Otra cosa es eso de los mundos posibles. El Primer Mundo. El Tercer Mundo. Llegar a Madrid y descubrir la diferencia entre ese Tercer Mundo al cual dicen pertenecemos unos cuantos países y el Primer Mundo en el que se mueven los europeos, fue una misma cosa, mucho más que una sorpresa, agradable y desilusionante, porque uno se alegra de entrar a un lugar donde todo parece funcionar, y muchas veces funciona como un engranaje perfecto, pero también se le caen las alitas del alma cuando se da de narices con una realidad que nadie puede negar si logra poner el pie fuera de la isla: la propaganda que nos bombardea en la isla nos ha hecho creer a los cubanos que el mundo gira alrededor de nosotros, que todos los ojos del planeta se fijan al detalle en nuestros pasos, que la tierra moriría sin la esperanza de salvación que se cocina cada mañana en la isla, que los cubanos son el pueblo elegido por Dios para salvar a la humanidad de su destrucción inevitable, y resulta que somos, en verdad, el culo del universo, una islita perdida en medio del mar Caribe.
─¿No es un sueño? ─me dijo Álida, tiró las maletas en el piso, me tomó de las manos y me obligó a danzar un vals, como una loca, sin importar que todos estuvieran mirándonos. Al principio me contuve, pero luego la euforia subió y sentí las orejas calientes y el cuerpo ardiendo y una alegría inmensa que debía ser igual a esa que veía en los ojos de mi hermana.
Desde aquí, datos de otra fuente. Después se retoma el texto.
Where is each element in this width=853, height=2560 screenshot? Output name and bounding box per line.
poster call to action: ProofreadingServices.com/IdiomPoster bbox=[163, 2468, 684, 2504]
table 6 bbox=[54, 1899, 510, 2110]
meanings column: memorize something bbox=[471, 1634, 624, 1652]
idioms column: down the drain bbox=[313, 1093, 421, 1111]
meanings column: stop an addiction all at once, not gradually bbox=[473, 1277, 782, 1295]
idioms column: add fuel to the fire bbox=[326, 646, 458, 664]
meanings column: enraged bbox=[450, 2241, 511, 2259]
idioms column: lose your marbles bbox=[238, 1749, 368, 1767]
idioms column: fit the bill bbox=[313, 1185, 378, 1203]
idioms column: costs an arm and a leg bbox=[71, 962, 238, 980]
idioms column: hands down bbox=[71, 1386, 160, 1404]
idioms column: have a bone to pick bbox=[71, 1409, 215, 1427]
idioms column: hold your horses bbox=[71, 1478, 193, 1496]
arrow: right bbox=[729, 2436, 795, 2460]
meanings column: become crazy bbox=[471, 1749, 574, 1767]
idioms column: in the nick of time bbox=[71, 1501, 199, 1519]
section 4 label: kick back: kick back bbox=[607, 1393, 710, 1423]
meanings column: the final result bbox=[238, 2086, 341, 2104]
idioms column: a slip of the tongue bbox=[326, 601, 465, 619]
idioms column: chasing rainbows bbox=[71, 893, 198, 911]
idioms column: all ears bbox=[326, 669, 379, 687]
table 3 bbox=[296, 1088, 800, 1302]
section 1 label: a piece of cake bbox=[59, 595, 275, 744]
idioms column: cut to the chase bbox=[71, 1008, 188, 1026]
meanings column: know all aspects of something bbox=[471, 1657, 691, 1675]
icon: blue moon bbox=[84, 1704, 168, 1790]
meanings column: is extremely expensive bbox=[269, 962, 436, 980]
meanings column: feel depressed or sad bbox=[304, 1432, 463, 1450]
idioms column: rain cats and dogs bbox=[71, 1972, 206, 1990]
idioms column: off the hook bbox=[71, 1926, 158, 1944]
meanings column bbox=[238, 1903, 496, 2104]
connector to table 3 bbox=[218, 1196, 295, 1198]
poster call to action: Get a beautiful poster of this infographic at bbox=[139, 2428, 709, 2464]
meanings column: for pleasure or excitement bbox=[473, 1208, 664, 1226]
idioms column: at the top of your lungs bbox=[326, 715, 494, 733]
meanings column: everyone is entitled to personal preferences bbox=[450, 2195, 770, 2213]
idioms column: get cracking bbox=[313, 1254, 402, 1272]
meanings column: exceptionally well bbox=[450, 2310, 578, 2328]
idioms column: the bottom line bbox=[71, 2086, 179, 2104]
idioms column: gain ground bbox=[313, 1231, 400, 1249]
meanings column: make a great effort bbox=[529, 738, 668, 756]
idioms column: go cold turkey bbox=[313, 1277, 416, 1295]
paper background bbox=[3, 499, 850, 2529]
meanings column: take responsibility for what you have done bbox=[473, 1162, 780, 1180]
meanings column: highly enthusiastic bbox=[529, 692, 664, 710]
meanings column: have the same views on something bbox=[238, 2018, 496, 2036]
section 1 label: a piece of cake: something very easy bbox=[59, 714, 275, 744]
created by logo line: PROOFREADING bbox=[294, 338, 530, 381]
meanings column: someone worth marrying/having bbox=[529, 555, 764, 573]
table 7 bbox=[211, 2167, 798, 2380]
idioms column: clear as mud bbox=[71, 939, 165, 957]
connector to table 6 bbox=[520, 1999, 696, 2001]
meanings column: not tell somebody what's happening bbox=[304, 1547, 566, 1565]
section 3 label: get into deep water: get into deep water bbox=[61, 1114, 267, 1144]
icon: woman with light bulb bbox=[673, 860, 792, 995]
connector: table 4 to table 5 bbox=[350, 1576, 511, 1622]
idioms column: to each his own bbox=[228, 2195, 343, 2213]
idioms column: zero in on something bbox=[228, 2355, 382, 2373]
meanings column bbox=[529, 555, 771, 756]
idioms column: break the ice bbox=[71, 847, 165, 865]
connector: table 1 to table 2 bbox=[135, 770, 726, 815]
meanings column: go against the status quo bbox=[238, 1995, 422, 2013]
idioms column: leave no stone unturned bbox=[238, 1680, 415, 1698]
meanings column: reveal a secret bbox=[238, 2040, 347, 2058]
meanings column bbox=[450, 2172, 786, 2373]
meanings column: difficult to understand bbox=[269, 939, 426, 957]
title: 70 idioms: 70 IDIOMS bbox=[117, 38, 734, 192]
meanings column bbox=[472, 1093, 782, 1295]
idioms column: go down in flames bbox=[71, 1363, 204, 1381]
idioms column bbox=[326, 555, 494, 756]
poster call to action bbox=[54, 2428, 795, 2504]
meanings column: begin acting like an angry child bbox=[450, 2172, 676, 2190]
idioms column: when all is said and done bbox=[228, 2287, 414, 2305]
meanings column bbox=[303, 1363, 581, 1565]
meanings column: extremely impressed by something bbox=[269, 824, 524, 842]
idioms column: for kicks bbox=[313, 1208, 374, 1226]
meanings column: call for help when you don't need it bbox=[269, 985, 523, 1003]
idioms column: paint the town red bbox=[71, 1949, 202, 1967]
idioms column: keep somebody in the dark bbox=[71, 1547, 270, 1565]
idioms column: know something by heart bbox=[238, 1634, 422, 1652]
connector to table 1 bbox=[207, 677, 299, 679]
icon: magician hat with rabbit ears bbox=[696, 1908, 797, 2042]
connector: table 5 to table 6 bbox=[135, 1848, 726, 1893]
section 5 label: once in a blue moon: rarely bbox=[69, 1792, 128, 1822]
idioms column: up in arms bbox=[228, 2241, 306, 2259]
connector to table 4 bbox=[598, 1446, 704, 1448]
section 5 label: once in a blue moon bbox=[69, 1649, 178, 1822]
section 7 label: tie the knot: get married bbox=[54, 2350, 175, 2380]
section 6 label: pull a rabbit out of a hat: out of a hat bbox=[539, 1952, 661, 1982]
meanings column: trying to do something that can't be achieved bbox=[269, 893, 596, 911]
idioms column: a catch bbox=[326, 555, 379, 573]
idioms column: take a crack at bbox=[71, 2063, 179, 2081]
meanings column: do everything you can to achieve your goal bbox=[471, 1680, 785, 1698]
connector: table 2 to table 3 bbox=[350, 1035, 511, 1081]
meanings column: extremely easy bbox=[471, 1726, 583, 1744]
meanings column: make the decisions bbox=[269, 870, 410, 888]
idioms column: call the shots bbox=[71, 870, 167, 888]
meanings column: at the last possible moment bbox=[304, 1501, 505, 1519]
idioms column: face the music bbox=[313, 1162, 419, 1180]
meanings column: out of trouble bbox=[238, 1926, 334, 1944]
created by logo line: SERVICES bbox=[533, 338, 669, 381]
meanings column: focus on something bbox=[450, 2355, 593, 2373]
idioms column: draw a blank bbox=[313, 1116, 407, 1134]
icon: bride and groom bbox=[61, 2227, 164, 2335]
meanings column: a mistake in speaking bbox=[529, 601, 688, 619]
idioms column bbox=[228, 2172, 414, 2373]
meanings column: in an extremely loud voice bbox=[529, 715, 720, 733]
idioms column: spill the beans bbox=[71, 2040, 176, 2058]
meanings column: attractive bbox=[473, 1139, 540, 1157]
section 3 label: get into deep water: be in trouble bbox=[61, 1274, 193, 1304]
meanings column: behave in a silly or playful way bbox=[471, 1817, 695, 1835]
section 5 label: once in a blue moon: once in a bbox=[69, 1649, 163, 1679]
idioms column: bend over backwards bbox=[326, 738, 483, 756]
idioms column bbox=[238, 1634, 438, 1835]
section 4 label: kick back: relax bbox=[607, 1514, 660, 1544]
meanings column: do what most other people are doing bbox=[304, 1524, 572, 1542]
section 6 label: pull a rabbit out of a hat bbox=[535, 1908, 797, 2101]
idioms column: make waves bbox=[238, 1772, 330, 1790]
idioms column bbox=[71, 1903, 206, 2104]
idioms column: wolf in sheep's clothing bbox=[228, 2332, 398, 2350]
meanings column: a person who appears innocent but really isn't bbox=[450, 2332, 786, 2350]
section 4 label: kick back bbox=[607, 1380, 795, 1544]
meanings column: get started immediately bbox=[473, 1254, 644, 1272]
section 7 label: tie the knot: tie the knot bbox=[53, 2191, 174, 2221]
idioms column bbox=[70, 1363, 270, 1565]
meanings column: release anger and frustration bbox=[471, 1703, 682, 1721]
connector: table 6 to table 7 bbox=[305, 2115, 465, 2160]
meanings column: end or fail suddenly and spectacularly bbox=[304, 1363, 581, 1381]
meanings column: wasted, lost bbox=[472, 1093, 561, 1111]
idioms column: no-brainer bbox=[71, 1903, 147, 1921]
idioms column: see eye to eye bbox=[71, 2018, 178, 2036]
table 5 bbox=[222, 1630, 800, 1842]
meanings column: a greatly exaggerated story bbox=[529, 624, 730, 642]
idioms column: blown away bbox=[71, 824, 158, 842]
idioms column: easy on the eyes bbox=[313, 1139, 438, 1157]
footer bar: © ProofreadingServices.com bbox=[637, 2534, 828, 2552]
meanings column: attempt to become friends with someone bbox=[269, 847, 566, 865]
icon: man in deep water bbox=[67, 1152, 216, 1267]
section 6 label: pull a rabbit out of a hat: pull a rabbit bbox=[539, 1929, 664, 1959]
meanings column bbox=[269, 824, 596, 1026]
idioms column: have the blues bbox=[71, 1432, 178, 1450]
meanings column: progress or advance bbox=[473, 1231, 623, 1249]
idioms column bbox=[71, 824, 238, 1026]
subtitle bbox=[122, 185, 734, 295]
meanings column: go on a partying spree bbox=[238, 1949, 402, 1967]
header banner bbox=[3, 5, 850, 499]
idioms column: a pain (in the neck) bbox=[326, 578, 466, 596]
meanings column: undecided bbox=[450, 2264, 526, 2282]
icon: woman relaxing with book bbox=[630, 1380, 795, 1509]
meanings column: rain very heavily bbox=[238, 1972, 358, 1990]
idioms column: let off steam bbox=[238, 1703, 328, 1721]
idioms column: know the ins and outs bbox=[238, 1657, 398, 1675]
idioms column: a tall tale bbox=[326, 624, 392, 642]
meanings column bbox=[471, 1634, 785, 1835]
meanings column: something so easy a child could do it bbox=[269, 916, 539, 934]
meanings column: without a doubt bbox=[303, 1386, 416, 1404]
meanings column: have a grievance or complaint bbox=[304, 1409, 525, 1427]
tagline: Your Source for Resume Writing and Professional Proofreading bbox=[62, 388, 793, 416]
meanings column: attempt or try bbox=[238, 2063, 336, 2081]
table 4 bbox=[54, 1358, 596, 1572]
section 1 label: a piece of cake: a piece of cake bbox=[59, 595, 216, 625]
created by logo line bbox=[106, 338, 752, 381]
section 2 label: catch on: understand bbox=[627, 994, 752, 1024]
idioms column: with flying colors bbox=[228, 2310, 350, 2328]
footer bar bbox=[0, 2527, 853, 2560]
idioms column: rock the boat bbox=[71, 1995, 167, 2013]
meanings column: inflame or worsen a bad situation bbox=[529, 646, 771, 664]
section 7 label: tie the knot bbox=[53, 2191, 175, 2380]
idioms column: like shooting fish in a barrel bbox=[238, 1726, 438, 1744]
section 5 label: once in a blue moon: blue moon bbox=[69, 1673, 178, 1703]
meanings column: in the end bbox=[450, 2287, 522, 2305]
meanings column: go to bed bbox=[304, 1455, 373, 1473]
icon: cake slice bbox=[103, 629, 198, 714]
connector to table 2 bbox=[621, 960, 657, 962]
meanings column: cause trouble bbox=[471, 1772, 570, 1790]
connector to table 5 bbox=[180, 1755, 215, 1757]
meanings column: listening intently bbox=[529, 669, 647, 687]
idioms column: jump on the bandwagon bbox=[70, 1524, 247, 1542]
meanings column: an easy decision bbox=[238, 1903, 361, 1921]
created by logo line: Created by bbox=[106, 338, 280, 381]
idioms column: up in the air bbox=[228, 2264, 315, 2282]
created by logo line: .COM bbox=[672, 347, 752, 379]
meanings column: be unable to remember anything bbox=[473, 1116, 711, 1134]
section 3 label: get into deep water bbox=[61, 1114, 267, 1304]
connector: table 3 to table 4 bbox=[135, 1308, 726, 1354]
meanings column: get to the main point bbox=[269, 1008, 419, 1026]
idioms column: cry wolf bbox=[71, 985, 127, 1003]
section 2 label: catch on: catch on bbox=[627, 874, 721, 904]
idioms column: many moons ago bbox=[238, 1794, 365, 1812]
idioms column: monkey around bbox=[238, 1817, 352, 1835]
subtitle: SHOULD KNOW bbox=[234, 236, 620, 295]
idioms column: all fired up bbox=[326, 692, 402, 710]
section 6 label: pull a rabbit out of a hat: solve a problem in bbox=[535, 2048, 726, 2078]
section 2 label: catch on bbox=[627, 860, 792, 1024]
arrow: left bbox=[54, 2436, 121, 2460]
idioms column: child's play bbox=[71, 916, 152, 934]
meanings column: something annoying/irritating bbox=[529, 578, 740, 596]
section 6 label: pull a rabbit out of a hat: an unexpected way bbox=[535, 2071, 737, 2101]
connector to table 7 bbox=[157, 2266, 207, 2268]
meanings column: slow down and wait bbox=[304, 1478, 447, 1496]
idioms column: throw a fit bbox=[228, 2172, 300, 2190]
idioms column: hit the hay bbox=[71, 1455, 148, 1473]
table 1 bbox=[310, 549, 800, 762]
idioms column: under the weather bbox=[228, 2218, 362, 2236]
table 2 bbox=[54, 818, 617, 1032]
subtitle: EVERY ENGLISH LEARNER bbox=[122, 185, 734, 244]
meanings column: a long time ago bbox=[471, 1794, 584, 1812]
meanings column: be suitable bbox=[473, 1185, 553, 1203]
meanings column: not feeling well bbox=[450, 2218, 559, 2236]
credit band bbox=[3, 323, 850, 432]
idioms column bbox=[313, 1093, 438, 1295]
─¿Sabes? ─me dijo al final de la danza, en el abrazo que cerró aquel espectáculo─, si Martín hoy no me toca, como es de esperar en estos españolitos pasmados, quiero que me hagas el amor como hacíamos antes, ¿de acuerdo?
Me gustaba mi hermana. Desde siempre. Y quizás por eso acostarme con las novias que tuve hasta ese momento era el cumplimiento de un rito: el macho que debe montar a la hembra y hacerla gozar para justificar su papel sobre la tierra. Sólo eso. Con Álida era distinto. Había siempre un descubrimiento, un raro espacio mágico que lo envolvía todo y enrarecía hasta el aire con ese velo angelical que a veces vemos en las películas fantásticas, tal vez como una secuela de aquella primera vez en que vino hasta mi cuarto: “házmelo tú, mi herma”, me dijo entonces, “mis amigas dicen que es lindo con alguien que lo quiera a uno”.
En el aeropuerto de Barajas nos esperaba Martín.
─Seguro que eran ustedes ─dijo, sonriendo, pero con una extraña mirada que nos salpicó de cierta incomodidad. Era una mirada que jamás le habíamos visto en Cuba.
─No te entiendo ─dijo Álida.
─Los primeros pasajeros que salieron ─explicó, agachándose para recoger una de las maletas que mi hermana había puesto en el piso para abrazarlo─, iban comentando que ahí dentro, donde se recoge el equipaje, había un par de locos bailando. Apuesto a que eran ustedes.
Sonreímos sin responder.
─Lo sabía ─dijo en voz baja y movió la cabeza en un gesto de evidente contrariedad─. Ustedes, los cubanos, siempre son así de escandalosos.
Echó a caminar y soltó todavía más bajo.
─Y es hora de que empiecen a moldearse ─le escuchamos─. Los tiempos de la barbarie se quedaron en la isla.